Data relating to the presence or absence of mutations at baseline and at the end of treatment/disease progression were available for a total of 61 (QD) and 58 (BID) patients at 5 years. The treatment arms had a similar proportion of patients with no identified mutations at baseline (QD: 59% BID: 52%) and at the end of treatment (QD: 49%; BID: 50%). Over the course of 5 years, 16 patients (QD: 10; BID: 6) with no mutation at baseline had a new mutation identified. The most common acquired mutations were T315I (QD: 9; BID: 10) and F317L (QD: 5; BID: 4). Conversely, of patients with an identified baseline mutation (QD: 25; BID: 28), the mutation was no longer detected at 5 years in nine patients (QD: 4; BID: 5). The most frequently lost mutations were E255K in the BID arm (n = 5) and M351T in the QD arm (n = 4).

With respect to treatment-related AEs after 5 years of follow-up (Supplementary Fig. 1), any-grade treatment-related fluid retention events occurred more frequently in the BID (53%) versus QD (40%) arm. Treatment-related pleural effusion events of any grade slightly increased in incidence between 2 years (QD: 31 [20%]; BID: 62 [39%]) and 5 years (QD: 43 [27%]; BID: 71 [44%]); grade 3–5 pleural effusion occurred in 14 (9%) and 15 (9%) patients in the QD and BID arms, respectively, at 5 years. While the incidence of pleural effusion was unchanged between 5 and 7 years in this study population, others have reported a continuing risk over time after years of dasatinib treatment⁹.

At 5 years, there were four cases (two grade 3–5) of drug-related congestive heart failure/cardiac dysfunction in patients in the BID arm. Drug-related pulmonary hypertension was diagnosed by echocardiogram in three patients and indicated by X-ray in one case; it was observed in one (grade 3–5) and three (grade 1–2) patients in the QD and BID arms, respectively, within 5 years. The case in the QD arm was diagnosed on study day 944 and the cases in the BID arm were diagnosed on study days 36, 463, and 838. There were no cases of pulmonary arterial hypertension (PAH); however, right heart catheterization is required to confirm PAH, and only one procedure was performed.

The frequency of hematologic and biochemical AEs was similar between the two dosage groups and was consistent with the earlier study report⁴. No new safety signals were identified in patients who remained on treatment after the 5-year cutoff.

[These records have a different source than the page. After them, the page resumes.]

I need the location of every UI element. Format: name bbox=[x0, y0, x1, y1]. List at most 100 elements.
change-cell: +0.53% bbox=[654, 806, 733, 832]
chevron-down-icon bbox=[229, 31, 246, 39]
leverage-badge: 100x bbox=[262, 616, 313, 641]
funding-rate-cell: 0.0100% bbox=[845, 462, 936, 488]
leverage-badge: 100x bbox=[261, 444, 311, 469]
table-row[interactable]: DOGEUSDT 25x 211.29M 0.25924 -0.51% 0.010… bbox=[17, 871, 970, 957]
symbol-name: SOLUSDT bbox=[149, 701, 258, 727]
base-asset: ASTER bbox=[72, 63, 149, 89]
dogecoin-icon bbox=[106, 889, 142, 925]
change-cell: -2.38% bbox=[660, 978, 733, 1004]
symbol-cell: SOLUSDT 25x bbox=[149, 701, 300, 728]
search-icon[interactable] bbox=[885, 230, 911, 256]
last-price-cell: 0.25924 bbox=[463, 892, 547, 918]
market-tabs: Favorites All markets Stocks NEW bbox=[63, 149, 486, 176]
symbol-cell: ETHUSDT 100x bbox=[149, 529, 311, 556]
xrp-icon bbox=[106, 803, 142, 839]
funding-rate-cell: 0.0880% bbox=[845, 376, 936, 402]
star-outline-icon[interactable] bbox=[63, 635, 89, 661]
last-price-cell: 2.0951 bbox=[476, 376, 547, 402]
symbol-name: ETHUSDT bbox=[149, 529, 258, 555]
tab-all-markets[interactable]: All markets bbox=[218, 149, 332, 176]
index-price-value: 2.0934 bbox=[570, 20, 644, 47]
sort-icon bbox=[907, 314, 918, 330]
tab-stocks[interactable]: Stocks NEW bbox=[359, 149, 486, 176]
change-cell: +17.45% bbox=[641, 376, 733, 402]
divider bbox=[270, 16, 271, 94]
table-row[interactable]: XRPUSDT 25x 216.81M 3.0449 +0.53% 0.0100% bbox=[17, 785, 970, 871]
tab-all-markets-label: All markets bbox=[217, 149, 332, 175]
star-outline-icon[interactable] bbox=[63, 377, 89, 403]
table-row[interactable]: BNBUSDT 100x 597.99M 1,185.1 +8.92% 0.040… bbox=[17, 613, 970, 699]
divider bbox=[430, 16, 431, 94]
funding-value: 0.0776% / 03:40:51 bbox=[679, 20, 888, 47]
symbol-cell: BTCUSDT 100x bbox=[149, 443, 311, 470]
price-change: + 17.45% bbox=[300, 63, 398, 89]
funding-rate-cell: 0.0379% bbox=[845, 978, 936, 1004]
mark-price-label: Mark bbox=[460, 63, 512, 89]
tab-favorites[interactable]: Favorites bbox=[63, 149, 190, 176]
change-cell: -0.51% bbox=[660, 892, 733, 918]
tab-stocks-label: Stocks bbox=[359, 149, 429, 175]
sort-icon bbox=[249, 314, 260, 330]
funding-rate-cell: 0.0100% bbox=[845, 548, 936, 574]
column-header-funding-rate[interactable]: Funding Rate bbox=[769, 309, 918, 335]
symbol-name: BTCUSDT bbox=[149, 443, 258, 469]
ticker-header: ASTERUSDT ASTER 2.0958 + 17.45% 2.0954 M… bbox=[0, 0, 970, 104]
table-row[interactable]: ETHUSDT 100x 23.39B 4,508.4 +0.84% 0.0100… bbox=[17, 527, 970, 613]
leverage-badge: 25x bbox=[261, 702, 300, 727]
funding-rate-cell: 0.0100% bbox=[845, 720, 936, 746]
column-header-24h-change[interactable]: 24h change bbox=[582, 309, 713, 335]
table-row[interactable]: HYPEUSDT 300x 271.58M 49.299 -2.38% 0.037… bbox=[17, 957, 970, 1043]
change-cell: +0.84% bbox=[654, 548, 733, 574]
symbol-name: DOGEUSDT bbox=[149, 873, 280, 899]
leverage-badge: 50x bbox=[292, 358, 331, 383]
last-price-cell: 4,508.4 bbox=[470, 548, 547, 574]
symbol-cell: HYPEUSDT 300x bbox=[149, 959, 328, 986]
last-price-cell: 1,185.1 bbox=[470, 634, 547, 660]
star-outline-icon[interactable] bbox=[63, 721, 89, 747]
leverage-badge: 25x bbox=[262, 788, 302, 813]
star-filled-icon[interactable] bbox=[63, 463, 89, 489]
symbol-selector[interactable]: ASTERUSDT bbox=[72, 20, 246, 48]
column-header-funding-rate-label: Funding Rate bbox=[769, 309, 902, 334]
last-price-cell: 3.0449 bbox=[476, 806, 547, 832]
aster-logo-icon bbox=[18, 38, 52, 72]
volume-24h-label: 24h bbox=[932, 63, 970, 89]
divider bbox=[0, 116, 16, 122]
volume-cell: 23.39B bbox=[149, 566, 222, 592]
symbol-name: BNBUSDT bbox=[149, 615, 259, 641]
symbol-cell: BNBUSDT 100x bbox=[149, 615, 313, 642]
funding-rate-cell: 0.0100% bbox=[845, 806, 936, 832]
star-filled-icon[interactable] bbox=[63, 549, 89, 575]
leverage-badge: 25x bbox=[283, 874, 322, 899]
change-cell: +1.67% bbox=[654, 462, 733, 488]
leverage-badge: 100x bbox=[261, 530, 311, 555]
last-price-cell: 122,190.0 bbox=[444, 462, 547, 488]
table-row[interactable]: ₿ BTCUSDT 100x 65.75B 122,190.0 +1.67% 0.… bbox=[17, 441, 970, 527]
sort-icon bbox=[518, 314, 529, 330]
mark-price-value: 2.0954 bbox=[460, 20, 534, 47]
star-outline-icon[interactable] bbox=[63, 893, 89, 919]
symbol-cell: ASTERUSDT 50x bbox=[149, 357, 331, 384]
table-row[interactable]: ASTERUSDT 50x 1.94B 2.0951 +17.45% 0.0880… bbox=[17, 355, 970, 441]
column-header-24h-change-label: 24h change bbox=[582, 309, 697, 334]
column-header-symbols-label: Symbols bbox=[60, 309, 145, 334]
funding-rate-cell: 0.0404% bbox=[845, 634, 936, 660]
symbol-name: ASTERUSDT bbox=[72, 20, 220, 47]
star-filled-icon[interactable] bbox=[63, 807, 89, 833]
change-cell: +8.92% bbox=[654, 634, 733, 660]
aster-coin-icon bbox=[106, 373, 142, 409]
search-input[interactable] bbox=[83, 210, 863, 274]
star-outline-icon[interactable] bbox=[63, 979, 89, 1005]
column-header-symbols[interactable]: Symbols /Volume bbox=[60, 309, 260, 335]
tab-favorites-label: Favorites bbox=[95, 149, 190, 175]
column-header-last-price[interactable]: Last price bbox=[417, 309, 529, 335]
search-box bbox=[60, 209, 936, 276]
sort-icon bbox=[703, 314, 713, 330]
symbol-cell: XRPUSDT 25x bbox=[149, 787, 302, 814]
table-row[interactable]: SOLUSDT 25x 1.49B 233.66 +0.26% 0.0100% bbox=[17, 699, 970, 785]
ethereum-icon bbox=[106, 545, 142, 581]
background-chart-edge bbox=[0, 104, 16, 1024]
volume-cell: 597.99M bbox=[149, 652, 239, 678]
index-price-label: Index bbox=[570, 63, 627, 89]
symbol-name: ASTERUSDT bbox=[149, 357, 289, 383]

Data from the CA180-035 trial represent the largest study to date, with the longest follow-up, of dasatinib-treated patients with CML-AP. After 5 years of treatment, rates of MaHR, PFS, and OS in the QD and BID dosing arms suggest comparable efficacy with either regimen. Maintenance of MaHR suggests that some patients with CML-AP, who are responding well to second-line dasatinib therapy and are at high risk for transplant-related mortality may not need to seek a stem cell transplant. More AEs, specifically fluid-retention events (e.g., pleural effusion), occurred in patients with CML-AP in the BID versus QD arm. The reason for higher OS in the BID arm is unclear. However, because there is no significant difference in survival between these dosages, BID dosing has a more complicated safety profile, and patients with CML-AP who respond to and tolerate dasatinib treatment can maintain long-term responses, the data reinforce the current QD dose indication for treatment of patients with advanced CML. Overall, the 5-year efficacy and 7-year safety data in dasatinib-treated patients after imatinib intolerance/resistance presented here support use of dasatinib for long-term treatment of patients diagnosed with CML-AP.